Estudo mostra que variação genética herdada de neandertais eleva em três vezes probabilidade de paciente com o coronavírus precisar de ventilação mecânica. Risco é semelhante ao de doenças pré-existentes.

Pacientes de covid-19 que possuem em seu DNA um agrupamento de genes herdados dos neandertais correm um risco maior de desenvolver complicações graves da doença, revelou um estudo do Instituto Max Planck de Antropologia Evolucionária, em Leipzig, na Alemanha.

De acordo com os pesquisadores, infectados com o novo coronavírus que carregam essa herança genética têm três vezes mais probabilidade de precisar de ventilação mecânica.
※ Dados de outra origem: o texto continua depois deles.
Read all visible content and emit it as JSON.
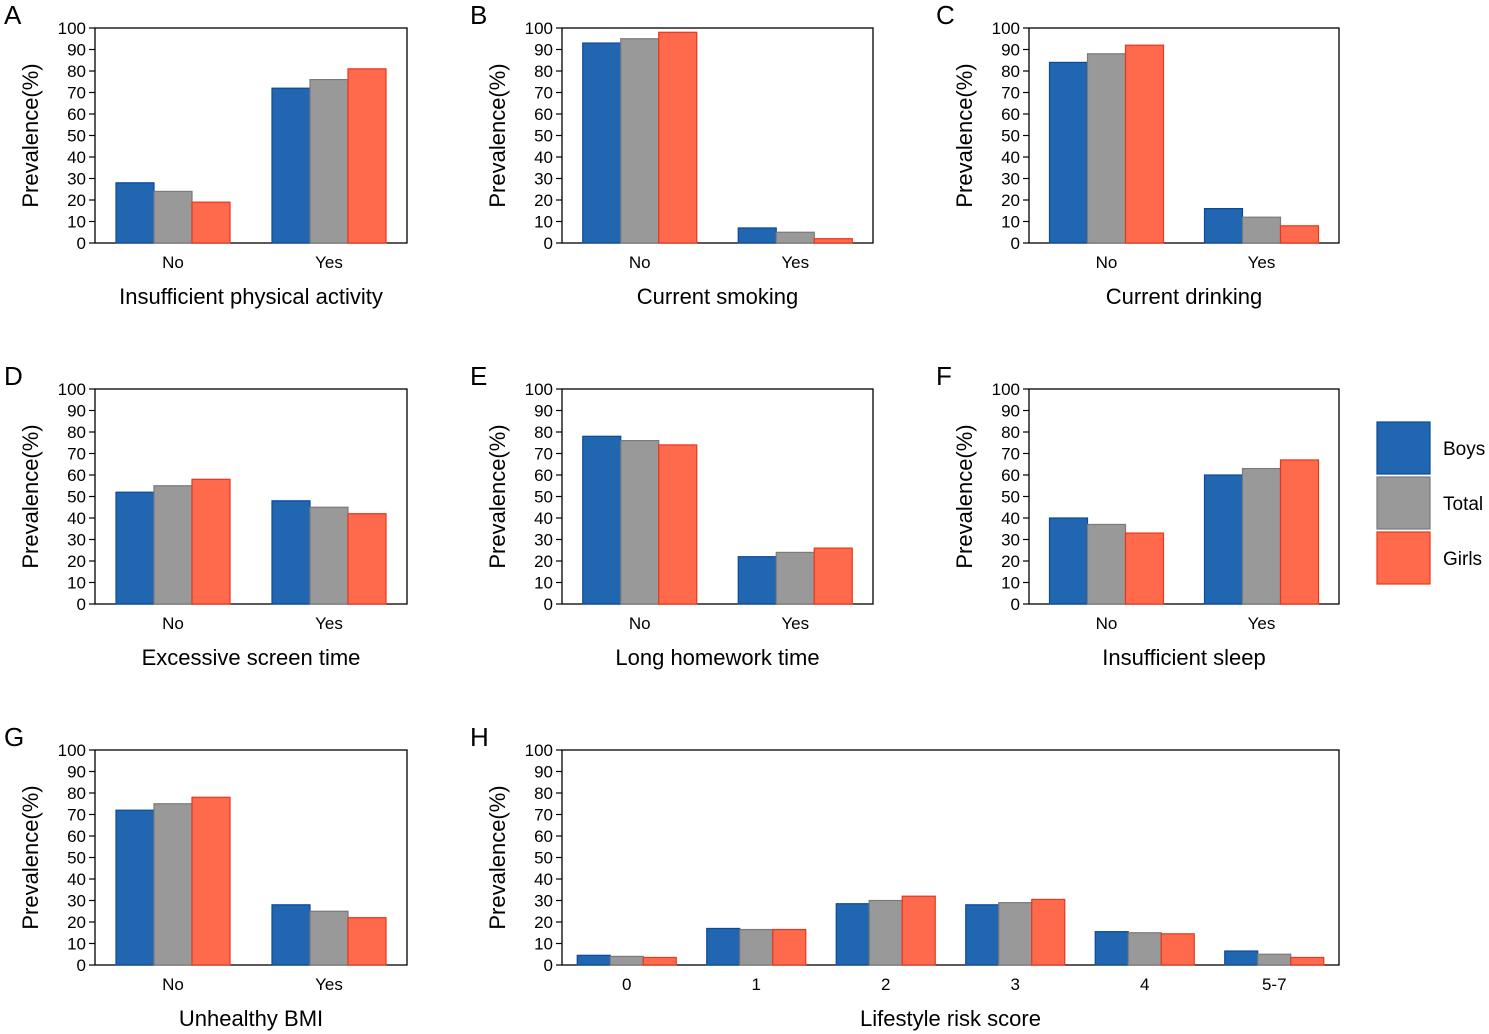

Genes herdados de neandertais estão presentes em 16 % da população europeia e em metade da população do sul da Ásia e quase não está presente na África e no leste da Ásia.

Em vários momentos da história da evolução, os antepassados dos seres humanos se cruzaram com os já extintos neandertais, o que resultou numa troca de genes presentes até hoje.

Segundo o estudo publicado nesta quarta-feira (30/09) na revista especializada Nature, essa variação está ligada a um risco maior de hospitalização e insuficiência respiratória em infectados com o coronavírus. O risco associado a esse agrupamento de genes é semelhante ao de outros fatores, como idade ou doenças pré-existentes.

“É notável que a herança genética dos neandertais tenha consequências tão trágicas durante a pandemia atual”, afirmou Svante Paabo, diretor do departamento de genética do Instituto Max Planck de Antropologia Evolucionária.

O ponto de partida do estudo foi uma pesquisa da Covid-19 Host Genetics que revelou que uma variação genética numa determinada região do cromossomo 3 está associada a formas mais graves da doença. Essa mesma região era conhecida por abrigar a herança genética de origem neandertal.

Para chegar à conclusão, os pesquisadores compararam então agrupamentos de genes de neandertais e denisovanos. Eles notaram que essa variação era quase idêntica a uma encontrada num neandertal da Croácia que viveu há 50 mil anos. Já os denisovanos não carregavam esses genes.

O estudo afirma ainda ser mais provável que essa alteração tenha entrado no fundo genético do homo sapiens por meio de cruzamentos mais recentes.

Os pesquisadores também notaram que a prevalência dos genes do neandertal é mais elevada nos naturais de Bangladesh, 63% da população, o que ajudaria a explicar o porquê de pessoas com ascendência de Bangladesh terem um risco duas vezes maior de morrer por causa de covid-19 do que o resto da população.